Last edited: February 2019
Grid Electricity Tariffs (2016-2018)
|Consumption Class||Residential||Non-residential||Industrial (per kWh)|
|51-300||$0.12||55.54 Ghp||$0.15||67.75 Ghp|
|301-600||$0.16||72.09 Ghp||$0.16||72.09 Ghp|
|601+||$0.18||80.09 Ghp||$0.26||113.76 Ghp|
|Special Load Tariff (Low Voltage)||$0.17||75.66 Ghp|
|Special Load Tariff (Medium Voltage)||$0.13||58.57 Ghp|
|Special Load Tariff (High Voltage)||$0.12||53.82 Ghp|
|Special Load Tariff (High Voltage): Mines||$0.23||102.57 Ghp|
*Based on 2018 Energy (Supply and Demand) Outlook for Ghana with $0.01 = 4.4 Ghs (March, 2018)
Electricity consumption in Ghana
The Ghanaian energy consumption per capita stayed more or less the same compared to four decades ago, although there has been a severe increase in the last decade after a drop around 2000. Moreover, in 2014, the weighted average of energy consumption per capita in a year was 354.714 kWh.

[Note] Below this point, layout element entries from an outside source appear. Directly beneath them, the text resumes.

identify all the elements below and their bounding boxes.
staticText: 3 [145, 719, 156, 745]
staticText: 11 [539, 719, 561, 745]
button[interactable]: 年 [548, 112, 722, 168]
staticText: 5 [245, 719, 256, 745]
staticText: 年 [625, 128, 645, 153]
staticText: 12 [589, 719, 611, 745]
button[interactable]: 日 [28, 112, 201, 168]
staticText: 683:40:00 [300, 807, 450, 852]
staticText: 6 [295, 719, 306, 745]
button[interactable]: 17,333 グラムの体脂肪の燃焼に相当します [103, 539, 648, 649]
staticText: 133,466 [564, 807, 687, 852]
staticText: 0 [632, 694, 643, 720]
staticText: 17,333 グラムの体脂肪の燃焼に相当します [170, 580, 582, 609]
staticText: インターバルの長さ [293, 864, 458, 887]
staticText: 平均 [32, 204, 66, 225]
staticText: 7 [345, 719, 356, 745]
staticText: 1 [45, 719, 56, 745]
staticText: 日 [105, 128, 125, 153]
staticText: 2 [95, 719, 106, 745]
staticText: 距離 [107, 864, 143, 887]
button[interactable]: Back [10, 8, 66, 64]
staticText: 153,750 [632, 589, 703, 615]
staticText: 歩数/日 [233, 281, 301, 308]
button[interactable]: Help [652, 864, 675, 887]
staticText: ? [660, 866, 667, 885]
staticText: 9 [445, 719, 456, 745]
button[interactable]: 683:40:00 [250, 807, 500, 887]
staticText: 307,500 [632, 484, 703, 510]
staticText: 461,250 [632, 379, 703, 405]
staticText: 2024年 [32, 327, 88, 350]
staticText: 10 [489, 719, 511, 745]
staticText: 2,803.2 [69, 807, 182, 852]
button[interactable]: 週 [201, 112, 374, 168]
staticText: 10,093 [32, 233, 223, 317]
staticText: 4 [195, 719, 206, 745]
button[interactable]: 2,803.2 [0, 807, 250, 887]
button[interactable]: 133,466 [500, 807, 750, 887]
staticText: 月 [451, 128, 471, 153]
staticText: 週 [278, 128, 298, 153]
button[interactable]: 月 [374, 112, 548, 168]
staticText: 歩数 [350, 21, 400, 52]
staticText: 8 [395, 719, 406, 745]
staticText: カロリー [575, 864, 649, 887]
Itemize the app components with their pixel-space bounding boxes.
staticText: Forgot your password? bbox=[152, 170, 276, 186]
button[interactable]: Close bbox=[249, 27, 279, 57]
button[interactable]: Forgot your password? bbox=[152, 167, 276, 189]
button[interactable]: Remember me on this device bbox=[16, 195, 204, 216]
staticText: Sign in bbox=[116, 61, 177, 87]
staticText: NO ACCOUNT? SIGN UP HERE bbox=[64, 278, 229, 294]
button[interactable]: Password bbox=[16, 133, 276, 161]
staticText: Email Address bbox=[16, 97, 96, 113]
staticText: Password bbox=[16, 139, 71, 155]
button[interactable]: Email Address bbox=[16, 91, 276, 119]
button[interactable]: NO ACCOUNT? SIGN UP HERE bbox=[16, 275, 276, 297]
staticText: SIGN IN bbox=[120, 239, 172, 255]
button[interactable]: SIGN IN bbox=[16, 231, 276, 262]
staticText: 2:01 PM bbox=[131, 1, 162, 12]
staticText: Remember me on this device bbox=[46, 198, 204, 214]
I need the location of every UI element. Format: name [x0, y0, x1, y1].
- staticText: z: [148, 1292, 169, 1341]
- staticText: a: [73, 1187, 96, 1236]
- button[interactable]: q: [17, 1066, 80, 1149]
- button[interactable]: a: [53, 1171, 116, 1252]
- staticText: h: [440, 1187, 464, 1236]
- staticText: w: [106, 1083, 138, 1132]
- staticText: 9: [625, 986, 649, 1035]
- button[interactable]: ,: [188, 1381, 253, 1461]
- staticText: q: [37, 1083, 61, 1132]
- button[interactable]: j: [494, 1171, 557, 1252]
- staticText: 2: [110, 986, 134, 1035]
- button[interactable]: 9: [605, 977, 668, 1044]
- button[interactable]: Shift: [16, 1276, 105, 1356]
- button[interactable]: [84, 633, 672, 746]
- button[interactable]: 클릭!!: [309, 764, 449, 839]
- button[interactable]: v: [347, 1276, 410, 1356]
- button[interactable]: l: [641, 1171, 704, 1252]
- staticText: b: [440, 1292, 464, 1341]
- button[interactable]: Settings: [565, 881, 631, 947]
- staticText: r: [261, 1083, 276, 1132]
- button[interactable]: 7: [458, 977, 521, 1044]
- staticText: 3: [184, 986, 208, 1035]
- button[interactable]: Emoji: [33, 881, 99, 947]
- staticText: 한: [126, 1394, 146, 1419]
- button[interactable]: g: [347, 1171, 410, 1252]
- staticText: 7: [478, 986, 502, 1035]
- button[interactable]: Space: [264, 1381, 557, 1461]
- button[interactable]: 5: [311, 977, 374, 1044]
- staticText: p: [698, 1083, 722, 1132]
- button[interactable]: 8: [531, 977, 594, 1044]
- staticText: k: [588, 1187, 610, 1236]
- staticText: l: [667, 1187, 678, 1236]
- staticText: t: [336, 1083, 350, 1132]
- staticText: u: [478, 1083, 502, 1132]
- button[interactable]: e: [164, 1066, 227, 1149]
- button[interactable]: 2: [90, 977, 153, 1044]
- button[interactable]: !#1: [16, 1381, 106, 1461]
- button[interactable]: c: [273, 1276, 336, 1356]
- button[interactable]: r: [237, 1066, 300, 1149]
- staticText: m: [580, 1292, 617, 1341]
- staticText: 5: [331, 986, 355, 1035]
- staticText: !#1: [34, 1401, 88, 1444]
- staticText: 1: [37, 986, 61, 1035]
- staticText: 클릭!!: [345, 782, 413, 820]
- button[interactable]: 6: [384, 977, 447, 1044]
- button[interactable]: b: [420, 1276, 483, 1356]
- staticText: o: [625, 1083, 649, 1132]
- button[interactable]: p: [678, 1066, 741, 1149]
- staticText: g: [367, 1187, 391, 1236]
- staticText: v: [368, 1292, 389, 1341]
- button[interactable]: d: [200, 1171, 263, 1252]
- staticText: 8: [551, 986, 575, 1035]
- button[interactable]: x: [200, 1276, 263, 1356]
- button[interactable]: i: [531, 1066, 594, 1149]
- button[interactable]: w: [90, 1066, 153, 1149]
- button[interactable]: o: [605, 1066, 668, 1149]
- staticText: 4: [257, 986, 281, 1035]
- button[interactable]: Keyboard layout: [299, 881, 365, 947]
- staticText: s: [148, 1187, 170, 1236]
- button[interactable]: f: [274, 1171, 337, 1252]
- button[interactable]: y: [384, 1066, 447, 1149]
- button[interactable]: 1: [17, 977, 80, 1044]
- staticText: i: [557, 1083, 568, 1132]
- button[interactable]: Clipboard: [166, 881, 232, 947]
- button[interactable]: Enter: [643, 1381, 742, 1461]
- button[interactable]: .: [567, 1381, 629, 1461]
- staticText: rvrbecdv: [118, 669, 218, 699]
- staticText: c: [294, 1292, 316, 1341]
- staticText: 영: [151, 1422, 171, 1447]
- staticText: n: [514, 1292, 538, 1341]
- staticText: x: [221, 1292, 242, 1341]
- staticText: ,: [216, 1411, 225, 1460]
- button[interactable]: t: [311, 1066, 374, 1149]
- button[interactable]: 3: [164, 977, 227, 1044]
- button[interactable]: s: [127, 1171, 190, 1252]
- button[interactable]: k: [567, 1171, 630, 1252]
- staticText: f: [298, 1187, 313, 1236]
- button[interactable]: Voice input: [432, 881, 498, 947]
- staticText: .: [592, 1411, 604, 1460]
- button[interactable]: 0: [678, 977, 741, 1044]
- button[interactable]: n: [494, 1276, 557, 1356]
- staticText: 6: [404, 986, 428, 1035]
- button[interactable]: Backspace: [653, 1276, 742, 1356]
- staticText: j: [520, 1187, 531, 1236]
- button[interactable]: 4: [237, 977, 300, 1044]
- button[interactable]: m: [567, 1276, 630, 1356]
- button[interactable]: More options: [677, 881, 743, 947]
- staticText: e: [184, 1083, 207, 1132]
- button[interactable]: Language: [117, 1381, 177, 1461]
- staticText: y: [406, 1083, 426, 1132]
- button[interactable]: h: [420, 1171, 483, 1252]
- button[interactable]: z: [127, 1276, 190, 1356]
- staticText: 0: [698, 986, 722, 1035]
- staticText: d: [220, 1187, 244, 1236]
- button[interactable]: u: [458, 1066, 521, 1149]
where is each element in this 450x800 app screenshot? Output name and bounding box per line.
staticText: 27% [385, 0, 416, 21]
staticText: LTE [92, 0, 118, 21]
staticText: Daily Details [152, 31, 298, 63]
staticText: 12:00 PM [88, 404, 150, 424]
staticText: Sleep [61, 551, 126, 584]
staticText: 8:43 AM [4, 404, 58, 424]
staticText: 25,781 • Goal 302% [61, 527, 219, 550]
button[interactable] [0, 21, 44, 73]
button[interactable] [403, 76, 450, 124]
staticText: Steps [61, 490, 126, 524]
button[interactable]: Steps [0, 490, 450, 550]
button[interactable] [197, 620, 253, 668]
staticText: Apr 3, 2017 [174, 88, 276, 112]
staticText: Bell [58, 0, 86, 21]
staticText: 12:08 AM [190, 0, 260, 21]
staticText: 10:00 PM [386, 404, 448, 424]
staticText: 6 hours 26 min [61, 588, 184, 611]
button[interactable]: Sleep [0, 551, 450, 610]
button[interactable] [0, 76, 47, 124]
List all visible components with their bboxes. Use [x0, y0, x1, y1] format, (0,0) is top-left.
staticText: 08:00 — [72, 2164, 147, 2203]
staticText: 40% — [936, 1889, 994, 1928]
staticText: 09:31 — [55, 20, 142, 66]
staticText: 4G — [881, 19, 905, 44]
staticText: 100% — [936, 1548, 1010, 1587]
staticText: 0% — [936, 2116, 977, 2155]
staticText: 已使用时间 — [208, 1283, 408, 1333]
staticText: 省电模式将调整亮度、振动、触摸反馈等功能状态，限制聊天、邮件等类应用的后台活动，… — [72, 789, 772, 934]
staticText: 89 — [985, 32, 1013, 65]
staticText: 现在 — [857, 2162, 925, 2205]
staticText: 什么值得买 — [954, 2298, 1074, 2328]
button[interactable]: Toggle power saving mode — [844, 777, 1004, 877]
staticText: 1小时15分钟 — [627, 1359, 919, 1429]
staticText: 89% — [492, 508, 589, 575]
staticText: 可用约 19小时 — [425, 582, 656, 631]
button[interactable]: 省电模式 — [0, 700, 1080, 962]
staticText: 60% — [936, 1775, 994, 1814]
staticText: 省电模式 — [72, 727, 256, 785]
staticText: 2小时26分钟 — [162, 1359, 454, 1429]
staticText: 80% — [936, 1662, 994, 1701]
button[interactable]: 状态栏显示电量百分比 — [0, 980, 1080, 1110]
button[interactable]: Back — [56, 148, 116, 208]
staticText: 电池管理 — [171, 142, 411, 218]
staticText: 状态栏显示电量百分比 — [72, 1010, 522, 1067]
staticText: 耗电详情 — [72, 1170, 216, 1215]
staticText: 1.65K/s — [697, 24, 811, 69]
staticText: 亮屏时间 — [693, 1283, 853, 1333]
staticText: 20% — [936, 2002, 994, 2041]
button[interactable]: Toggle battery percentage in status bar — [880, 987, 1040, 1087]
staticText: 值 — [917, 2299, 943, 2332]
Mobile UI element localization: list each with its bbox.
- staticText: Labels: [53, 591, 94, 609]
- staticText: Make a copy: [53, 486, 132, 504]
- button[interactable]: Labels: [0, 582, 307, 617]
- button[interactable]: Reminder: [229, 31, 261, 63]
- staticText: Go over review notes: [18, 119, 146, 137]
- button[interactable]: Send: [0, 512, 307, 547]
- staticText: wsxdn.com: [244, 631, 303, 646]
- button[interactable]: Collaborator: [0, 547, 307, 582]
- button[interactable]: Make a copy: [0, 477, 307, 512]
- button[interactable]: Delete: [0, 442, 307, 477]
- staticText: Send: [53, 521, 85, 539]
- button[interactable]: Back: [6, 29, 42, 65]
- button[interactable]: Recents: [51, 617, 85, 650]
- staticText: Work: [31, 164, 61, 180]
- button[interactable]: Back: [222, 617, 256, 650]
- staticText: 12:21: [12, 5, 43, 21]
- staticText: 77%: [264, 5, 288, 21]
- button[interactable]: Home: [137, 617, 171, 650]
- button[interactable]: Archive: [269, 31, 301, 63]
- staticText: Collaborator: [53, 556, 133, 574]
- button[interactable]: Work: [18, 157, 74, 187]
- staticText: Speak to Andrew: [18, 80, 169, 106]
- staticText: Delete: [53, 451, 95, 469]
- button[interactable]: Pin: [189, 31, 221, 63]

Oil and gas production in Ghana
Ghana produces a small part of its consumed oil and natural gas. Another small part of the crude oil gets exported to several countries worldwide. Furthermore, domestic power plants in Ghana use most of the natural gas.
Diesel use for electricity in Ghana
In 2017, a significant drop in diesel and kerosene consumption happened in Ghana. A possible explanation of this phenomenon is the normalization of grid electricity supply. This due to the fact that many diesel generators and kerosene lamps are supposedly yet only used as backups for electricity fall-outs. This makes diesel and kerosene not necessary anymore. From this we conclude that, since the generators and especially the kerosene lamps are a real health hazard, this is definitely a good development.